学校図書館司書の著者はあるときから「デジタル世代への紙の本の普及に限界を感じ」ていた。

生徒の地域学習をサポートするために資料を集めても、子どもたちは目もくれず、インターネットを見ている。そんなときに知ったのが「町歩きをして図書館で調べたことをウィキペディアに書いていく」ウィキペディアタウンの存在だった。ウィキペディアに地域情報の項目を作り、出典を挙げておけば、それを読んだ生徒たちが図書館の本を手に取るのではないか。

かくしてウィキペディアン(ウィキペディアの執筆・編集者)・デビューを果たした著者は、さらに大勢を巻き込み、項目を充実させたいと考える。そして地元のまちおこしイベントと連携して、自らウィキペディアタウンを開催するのだ。ウィキペディアタウンそのものの魅力にのめりこんでいく日々の始まりだった。
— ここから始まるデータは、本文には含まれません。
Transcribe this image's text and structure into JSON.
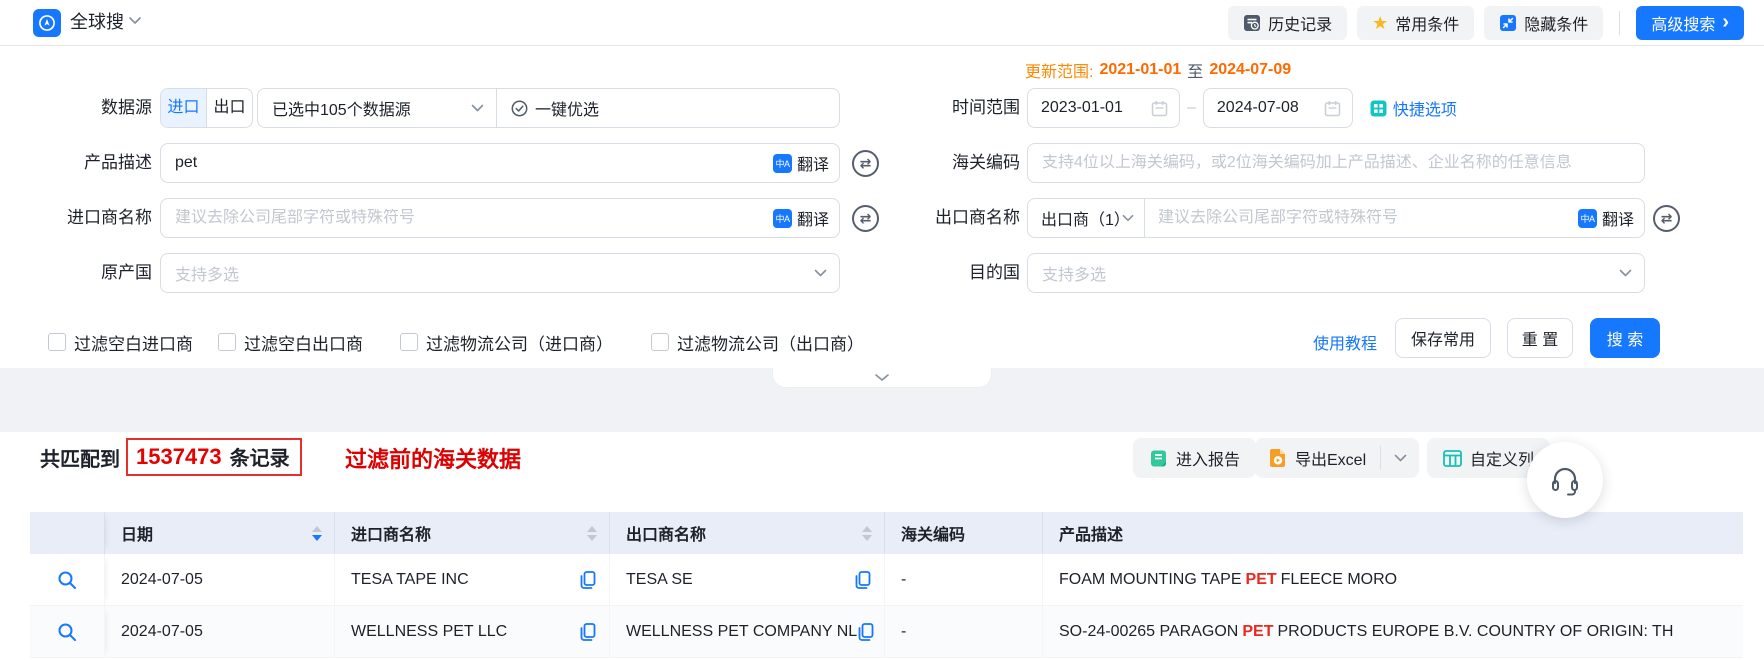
{
  "topbar": {
    "app_title": "全球搜",
    "history_btn": "历史记录",
    "favorites_btn": "常用条件",
    "hide_btn": "隐藏条件",
    "advanced_btn": "高级搜索"
  },
  "form": {
    "update_range": {
      "label": "更新范围:",
      "from": "2021-01-01",
      "mid": "至",
      "to": "2024-07-09"
    },
    "data_source": {
      "label": "数据源",
      "import_option": "进口",
      "export_option": "出口",
      "selected": "已选中105个数据源",
      "optimize": "一键优选"
    },
    "time_range": {
      "label": "时间范围",
      "from": "2023-01-01",
      "dash": "–",
      "to": "2024-07-08",
      "quick": "快捷选项"
    },
    "product_desc": {
      "label": "产品描述",
      "value": "pet",
      "translate": "翻译"
    },
    "hs_code": {
      "label": "海关编码",
      "placeholder": "支持4位以上海关编码，或2位海关编码加上产品描述、企业名称的任意信息"
    },
    "importer_name": {
      "label": "进口商名称",
      "placeholder": "建议去除公司尾部字符或特殊符号",
      "translate": "翻译"
    },
    "exporter_name": {
      "label": "出口商名称",
      "selector": "出口商（1）",
      "placeholder": "建议去除公司尾部字符或特殊符号",
      "translate": "翻译"
    },
    "origin_country": {
      "label": "原产国",
      "placeholder": "支持多选"
    },
    "dest_country": {
      "label": "目的国",
      "placeholder": "支持多选"
    },
    "filters": [
      "过滤空白进口商",
      "过滤空白出口商",
      "过滤物流公司（进口商）",
      "过滤物流公司（出口商）"
    ],
    "tutorial": "使用教程",
    "save": "保存常用",
    "reset": "重 置",
    "search": "搜 索"
  },
  "results": {
    "prefix": "共匹配到",
    "count": "1537473",
    "suffix": "条记录",
    "annotation": "过滤前的海关数据",
    "report_btn": "进入报告",
    "export_btn": "导出Excel",
    "custom_columns_btn": "自定义列"
  },
  "table": {
    "headers": {
      "date": "日期",
      "importer": "进口商名称",
      "exporter": "出口商名称",
      "hs": "海关编码",
      "desc": "产品描述"
    },
    "rows": [
      {
        "date": "2024-07-05",
        "importer": "TESA TAPE INC",
        "exporter": "TESA SE",
        "hs_code": "-",
        "desc_pre": "FOAM MOUNTING TAPE",
        "desc_hl": "PET",
        "desc_post": "FLEECE MORO"
      },
      {
        "date": "2024-07-05",
        "importer": "WELLNESS PET LLC",
        "exporter": "WELLNESS PET COMPANY NL",
        "hs_code": "-",
        "desc_pre": "SO-24-00265 PARAGON",
        "desc_hl": "PET",
        "desc_post": "PRODUCTS EUROPE B.V. COUNTRY OF ORIGIN: TH"
      }
    ]
  },
  "colors": {
    "accent": "#1677ff",
    "orange": "#ff6a00",
    "red": "#e60000",
    "table_header_bg": "#e9edf8"
  }
}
目標は観光振興や移住促進 「編集活動」通じ地域力も強固に

人が「うちの町には何もない」と口にするときの「ない」とは、「存在しない」のではなく「まだ発見されていない」のではないか。歴史的遺構や伝統産業、知られざる偉人。その地域に暮らす人々さえ自覚していない「特筆性」を、まちを歩き、地元の図書館や教育機関と連携して掘り起こす。言ってみれば宝探しのような側面が、ウィキペディアタウンにはある。